Facial recognition software from companies such as NEC Corp. (TYO: 6701) helps banks identify customers entering their branches. Bank employees are informed of each customer’s identity and which products and services the customer is or is not currently utilizing. Banks such as Wells Fargo & Company (NYSE: WFC) are better equipped for cross-selling and increasing their revenue.

Oxagile is one company marketing two-dimensional (2D) and three-dimensional (3D) augmented reality for banks. Augmented reality combines a cartoon-like picture with a real-life image on a bank customer’s mobile device as a way of increasing customers’ use of the bank’s products and services. For example, a display outside a bank shows a cartoonlike image of a home and the bank’s current interest rates on mortgages. A young couple sees the display, opens the bank’s application on their smartphones, and views details about homes for sale in the area. The couple then walks into the bank for more information about securing a mortgage.

Applications Innovating Banking Services

Apple Pay lets customers pay for in-store purchases by holding their iPhone or Apple Watch near a reader and tapping a button.

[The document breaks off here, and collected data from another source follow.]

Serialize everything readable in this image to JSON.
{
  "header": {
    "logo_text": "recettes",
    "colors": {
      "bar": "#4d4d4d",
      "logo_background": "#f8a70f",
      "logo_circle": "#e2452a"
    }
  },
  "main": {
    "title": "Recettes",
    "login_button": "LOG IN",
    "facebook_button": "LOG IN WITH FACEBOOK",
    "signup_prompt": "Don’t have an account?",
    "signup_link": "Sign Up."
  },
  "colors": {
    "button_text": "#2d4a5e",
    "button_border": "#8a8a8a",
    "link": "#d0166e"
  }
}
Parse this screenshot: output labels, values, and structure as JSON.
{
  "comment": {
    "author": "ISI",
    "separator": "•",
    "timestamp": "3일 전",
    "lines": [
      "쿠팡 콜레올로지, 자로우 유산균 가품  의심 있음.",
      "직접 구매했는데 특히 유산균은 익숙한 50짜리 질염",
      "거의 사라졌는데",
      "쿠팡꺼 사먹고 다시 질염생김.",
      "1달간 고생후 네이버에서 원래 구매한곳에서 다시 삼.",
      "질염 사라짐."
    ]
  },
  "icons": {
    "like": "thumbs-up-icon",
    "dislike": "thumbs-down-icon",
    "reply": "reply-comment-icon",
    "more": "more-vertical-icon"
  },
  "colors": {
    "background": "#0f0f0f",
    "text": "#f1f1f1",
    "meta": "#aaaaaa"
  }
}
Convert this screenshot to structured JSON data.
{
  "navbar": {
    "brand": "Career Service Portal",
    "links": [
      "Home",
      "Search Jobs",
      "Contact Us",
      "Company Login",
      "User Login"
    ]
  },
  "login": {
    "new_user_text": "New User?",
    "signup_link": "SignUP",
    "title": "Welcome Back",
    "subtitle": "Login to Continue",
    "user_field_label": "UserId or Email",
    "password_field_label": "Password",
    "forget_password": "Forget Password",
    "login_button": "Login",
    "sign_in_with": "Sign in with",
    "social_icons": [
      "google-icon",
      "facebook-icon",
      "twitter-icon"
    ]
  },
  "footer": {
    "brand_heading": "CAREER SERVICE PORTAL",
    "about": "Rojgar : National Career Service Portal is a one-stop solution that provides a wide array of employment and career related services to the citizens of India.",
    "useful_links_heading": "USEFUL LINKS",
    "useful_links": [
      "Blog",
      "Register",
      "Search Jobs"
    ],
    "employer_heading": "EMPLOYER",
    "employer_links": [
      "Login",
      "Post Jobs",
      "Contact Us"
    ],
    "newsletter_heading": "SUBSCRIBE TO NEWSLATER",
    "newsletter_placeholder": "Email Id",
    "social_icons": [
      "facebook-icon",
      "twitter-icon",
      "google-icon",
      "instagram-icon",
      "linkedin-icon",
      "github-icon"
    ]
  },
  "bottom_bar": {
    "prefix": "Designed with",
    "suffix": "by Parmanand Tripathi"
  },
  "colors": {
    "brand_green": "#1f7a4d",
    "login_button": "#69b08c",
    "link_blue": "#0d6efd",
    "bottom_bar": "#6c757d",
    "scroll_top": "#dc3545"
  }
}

Apple Pay utilizes near-field communication (NFC) technology and Touch ID fingerprint sensors in the company’s products for securing and completing transactions. Banks such as the American Express Company (NYSE: AXP), Visa Inc. (NYSE: V) and MasterCard Inc. (NYSE: MA) partner with Apple to make mobile payments.

Google Wallet allows mobile payments in-store and online through a NFC system, as well. Google Wallet stores each user’s debit, credit, loyalty or gift card information and lets users send money through Gmail attachments. Because money transferred through Google Wallet is insured by the Federal Deposit Insurance Corp. (FDIC), unlike most applications allowing mobile payments, Google Wallet provides a more secure method for paying through mobile devices.

Venmo LLC is popular with millennials because it allows them to pay their friends through a mobile application. Owned by Braintree Payment Solutions LLC, a unit of PayPal Holdings Inc. (NASDAQ: PYPL), Venmo processes mobile payments through money saved with the company or with debit or credit card accounts linked to the user’s Venmo account. Recipients are paid by their phone number or email address and do not need to have a Venmo account. Sending money typically involves a fee, whereas receiving money is free.

The Bottom Line

Although the banking industry has been making significant improvements in how it does business, there is still much room for development. Banks need to continue evolving through the use of new technology to stay competitive in the marketplace.